Entre tantos outros pontos tristes da pesquisa, um deles se faz notar: o de que a fome é maior entre as mulheres: “6 a cada 10 lares comandados por mulheres convivem com a insegurança alimentar. Nas casas em que a mulher é a pessoa de referência, a fome passou de 11,2% para 19,3%”, identifica o relatório, que aponta a desigualdade salarial entre os gêneros como a causa provável para mais este abismo no qual mulheres se encontram.
– Mas o que isso tem a ver com gordofobia, Agnes?

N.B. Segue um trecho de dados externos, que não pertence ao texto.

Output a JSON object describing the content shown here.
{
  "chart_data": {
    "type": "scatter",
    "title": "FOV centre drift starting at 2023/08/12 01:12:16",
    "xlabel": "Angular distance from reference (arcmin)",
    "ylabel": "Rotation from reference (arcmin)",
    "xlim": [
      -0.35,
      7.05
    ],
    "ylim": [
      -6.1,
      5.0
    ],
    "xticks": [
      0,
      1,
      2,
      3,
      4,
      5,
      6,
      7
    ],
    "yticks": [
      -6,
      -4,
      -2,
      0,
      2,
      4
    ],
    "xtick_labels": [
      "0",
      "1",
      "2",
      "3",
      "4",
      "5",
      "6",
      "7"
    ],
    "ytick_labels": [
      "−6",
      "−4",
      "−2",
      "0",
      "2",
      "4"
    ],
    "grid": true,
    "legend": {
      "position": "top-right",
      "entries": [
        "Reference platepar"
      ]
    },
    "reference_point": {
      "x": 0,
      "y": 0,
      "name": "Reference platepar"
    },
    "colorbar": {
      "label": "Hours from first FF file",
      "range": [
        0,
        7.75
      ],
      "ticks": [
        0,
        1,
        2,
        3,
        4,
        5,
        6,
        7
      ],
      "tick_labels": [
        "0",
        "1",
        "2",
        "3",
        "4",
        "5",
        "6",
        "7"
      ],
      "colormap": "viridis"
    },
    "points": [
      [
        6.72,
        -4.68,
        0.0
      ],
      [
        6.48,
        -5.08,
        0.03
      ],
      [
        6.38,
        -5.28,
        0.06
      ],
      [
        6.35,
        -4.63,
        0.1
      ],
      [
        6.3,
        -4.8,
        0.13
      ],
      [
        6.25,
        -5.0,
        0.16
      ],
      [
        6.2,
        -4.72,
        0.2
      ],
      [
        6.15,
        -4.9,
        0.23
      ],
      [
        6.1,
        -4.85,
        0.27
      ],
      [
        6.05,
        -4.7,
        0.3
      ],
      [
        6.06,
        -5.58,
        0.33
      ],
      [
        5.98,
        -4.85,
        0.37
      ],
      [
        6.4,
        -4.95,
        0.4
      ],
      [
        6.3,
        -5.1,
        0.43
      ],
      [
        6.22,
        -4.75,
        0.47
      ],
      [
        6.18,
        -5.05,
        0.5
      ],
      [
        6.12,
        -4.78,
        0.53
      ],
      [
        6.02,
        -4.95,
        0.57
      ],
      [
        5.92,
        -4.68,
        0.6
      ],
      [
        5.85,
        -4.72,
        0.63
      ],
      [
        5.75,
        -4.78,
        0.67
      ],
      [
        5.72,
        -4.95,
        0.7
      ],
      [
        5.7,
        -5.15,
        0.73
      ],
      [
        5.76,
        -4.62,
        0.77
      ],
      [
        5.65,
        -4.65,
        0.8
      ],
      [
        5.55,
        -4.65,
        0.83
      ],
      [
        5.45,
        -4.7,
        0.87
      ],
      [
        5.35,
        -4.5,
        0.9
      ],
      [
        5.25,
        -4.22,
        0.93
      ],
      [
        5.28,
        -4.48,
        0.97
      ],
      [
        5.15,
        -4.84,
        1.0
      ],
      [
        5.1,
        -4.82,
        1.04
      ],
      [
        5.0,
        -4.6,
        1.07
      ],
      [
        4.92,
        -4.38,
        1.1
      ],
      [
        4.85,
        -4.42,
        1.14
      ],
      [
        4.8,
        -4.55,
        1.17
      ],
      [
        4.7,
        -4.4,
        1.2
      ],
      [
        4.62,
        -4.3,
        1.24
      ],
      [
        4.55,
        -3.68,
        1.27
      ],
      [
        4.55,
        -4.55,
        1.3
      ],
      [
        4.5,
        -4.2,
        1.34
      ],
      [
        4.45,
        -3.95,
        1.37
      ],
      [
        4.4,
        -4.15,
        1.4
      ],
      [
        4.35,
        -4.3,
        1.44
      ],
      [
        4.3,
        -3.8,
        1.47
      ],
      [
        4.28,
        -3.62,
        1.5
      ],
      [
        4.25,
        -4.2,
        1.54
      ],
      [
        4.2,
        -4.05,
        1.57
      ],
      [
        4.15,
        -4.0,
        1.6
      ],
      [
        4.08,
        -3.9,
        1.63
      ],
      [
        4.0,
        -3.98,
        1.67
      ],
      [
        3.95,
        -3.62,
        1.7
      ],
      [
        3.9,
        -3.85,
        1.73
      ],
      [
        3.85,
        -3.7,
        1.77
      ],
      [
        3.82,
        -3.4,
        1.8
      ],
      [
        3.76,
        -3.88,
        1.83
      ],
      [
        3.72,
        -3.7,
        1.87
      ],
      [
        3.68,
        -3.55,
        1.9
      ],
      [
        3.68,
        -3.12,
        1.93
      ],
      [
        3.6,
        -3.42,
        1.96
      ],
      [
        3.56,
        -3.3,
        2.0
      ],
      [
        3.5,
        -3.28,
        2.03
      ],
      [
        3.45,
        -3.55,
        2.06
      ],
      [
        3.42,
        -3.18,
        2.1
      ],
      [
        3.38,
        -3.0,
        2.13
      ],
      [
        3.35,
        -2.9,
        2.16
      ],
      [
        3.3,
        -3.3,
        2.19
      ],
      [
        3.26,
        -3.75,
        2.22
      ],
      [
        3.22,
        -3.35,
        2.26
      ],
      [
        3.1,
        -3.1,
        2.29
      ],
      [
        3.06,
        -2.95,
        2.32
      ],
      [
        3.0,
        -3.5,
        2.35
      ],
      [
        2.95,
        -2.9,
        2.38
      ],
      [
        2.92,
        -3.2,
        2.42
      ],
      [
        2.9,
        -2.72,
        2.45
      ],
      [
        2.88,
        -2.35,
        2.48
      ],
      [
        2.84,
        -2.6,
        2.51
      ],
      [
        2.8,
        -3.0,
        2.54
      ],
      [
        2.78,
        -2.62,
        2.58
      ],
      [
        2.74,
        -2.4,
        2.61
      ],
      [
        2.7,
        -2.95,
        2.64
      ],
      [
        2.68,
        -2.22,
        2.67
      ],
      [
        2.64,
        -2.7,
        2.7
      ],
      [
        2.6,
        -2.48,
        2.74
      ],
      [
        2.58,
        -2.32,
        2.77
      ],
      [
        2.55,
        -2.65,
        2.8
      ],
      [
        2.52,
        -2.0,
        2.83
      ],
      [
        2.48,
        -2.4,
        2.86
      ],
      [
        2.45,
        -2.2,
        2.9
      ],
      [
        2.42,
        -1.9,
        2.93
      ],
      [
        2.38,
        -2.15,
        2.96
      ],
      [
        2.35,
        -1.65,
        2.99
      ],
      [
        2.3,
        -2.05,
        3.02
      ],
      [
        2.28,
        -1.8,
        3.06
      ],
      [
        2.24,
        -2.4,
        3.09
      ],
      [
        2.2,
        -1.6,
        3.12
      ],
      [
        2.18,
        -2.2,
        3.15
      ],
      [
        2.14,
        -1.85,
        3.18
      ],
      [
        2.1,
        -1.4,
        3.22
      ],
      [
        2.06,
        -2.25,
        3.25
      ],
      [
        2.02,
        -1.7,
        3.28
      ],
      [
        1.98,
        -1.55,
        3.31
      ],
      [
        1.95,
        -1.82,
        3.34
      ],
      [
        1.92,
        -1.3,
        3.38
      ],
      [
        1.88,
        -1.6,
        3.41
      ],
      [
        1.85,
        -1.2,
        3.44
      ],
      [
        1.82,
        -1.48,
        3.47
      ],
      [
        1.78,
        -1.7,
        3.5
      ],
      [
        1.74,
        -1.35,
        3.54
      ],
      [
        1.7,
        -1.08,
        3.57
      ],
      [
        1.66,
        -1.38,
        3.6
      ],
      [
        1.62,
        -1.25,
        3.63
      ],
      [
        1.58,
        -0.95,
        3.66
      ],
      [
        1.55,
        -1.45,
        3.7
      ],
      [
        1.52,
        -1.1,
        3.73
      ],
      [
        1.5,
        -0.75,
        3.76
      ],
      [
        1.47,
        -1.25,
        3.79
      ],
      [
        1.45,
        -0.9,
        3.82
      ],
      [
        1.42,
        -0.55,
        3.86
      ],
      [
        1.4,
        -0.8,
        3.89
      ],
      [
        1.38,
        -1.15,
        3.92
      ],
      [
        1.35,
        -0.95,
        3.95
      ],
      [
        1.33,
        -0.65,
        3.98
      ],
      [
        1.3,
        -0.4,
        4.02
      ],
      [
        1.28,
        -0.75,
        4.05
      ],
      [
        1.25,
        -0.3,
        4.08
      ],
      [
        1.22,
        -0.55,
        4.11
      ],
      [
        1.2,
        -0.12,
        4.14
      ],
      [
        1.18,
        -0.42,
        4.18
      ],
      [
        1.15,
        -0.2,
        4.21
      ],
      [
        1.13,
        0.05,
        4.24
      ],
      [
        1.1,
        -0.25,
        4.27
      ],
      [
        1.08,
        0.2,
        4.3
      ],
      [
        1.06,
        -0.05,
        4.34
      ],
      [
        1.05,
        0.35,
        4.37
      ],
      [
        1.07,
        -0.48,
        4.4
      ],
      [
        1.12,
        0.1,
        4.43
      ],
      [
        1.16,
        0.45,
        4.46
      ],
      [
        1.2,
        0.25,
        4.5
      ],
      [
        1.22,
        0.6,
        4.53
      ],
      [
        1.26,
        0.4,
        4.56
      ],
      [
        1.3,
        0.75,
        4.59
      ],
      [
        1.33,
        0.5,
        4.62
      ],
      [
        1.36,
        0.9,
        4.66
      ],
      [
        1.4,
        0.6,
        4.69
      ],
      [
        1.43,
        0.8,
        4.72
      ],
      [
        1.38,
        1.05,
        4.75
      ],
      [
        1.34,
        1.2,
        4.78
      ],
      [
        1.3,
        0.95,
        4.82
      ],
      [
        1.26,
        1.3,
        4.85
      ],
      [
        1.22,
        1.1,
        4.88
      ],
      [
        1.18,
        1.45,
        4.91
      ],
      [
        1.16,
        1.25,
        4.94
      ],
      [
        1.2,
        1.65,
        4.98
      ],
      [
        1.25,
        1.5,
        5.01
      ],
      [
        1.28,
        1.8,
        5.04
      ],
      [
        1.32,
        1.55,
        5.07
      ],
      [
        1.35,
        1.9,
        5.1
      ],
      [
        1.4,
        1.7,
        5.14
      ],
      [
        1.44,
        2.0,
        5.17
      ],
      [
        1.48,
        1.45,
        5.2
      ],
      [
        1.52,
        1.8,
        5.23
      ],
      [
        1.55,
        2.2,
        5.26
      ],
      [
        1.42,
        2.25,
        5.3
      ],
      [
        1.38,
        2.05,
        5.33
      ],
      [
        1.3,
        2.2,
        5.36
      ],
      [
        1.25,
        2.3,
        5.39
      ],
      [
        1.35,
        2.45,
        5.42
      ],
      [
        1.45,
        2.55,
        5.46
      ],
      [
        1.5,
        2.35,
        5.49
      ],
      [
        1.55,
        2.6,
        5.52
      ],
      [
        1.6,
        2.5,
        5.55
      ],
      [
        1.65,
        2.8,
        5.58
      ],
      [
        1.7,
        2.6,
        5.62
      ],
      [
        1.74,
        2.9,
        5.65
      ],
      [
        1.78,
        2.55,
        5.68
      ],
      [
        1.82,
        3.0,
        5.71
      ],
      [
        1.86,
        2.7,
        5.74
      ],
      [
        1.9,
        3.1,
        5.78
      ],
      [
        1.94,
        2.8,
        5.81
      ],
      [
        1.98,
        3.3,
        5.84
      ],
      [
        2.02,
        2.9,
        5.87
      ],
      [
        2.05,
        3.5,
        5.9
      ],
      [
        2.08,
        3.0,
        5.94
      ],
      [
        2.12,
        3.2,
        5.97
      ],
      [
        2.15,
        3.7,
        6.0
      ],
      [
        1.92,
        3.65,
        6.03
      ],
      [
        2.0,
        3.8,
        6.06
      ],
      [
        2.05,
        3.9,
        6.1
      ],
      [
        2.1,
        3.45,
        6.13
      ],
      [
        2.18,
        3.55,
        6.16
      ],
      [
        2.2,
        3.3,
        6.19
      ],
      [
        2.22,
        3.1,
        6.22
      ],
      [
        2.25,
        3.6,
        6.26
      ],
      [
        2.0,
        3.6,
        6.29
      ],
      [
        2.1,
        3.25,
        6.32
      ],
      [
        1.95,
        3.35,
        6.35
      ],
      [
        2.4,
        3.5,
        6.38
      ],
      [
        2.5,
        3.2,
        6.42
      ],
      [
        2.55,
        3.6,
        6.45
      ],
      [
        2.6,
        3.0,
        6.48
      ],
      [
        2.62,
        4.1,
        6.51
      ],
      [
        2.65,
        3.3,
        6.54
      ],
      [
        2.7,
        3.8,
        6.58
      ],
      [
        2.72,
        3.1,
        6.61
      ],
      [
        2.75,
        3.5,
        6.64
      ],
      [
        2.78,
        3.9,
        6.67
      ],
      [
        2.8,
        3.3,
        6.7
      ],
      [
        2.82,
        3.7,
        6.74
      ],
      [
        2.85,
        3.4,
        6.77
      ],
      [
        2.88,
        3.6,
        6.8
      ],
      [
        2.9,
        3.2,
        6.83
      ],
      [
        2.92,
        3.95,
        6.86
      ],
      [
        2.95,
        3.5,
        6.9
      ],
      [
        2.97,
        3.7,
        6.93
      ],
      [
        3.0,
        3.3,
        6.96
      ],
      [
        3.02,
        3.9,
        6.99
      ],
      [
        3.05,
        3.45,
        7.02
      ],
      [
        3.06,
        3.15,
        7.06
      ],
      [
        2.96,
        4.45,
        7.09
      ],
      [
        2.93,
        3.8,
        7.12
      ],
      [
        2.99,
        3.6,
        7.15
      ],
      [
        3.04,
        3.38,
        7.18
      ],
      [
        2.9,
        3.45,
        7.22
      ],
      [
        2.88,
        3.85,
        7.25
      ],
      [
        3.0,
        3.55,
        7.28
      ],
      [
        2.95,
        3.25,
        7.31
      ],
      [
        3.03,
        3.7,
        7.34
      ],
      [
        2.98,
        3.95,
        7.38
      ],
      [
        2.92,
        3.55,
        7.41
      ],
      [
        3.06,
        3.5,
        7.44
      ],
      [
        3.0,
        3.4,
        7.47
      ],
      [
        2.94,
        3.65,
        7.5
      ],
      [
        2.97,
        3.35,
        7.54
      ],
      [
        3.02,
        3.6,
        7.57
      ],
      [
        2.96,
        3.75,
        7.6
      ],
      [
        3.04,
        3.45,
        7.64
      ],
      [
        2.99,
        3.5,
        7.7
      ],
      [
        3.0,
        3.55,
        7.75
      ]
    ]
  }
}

Assim como os estereótipos do corpo gordo, a fome também tem uma caricatura para chamar de sua: o da extrema magreza. Acontece que os dados da fome confrontam uma informação que também se relaciona às mulheres mais pobres: o de que são elas as mais identificadas com o quadro de obesidade, de acordo com a Pesquisa Nacional de Saúde de 2019.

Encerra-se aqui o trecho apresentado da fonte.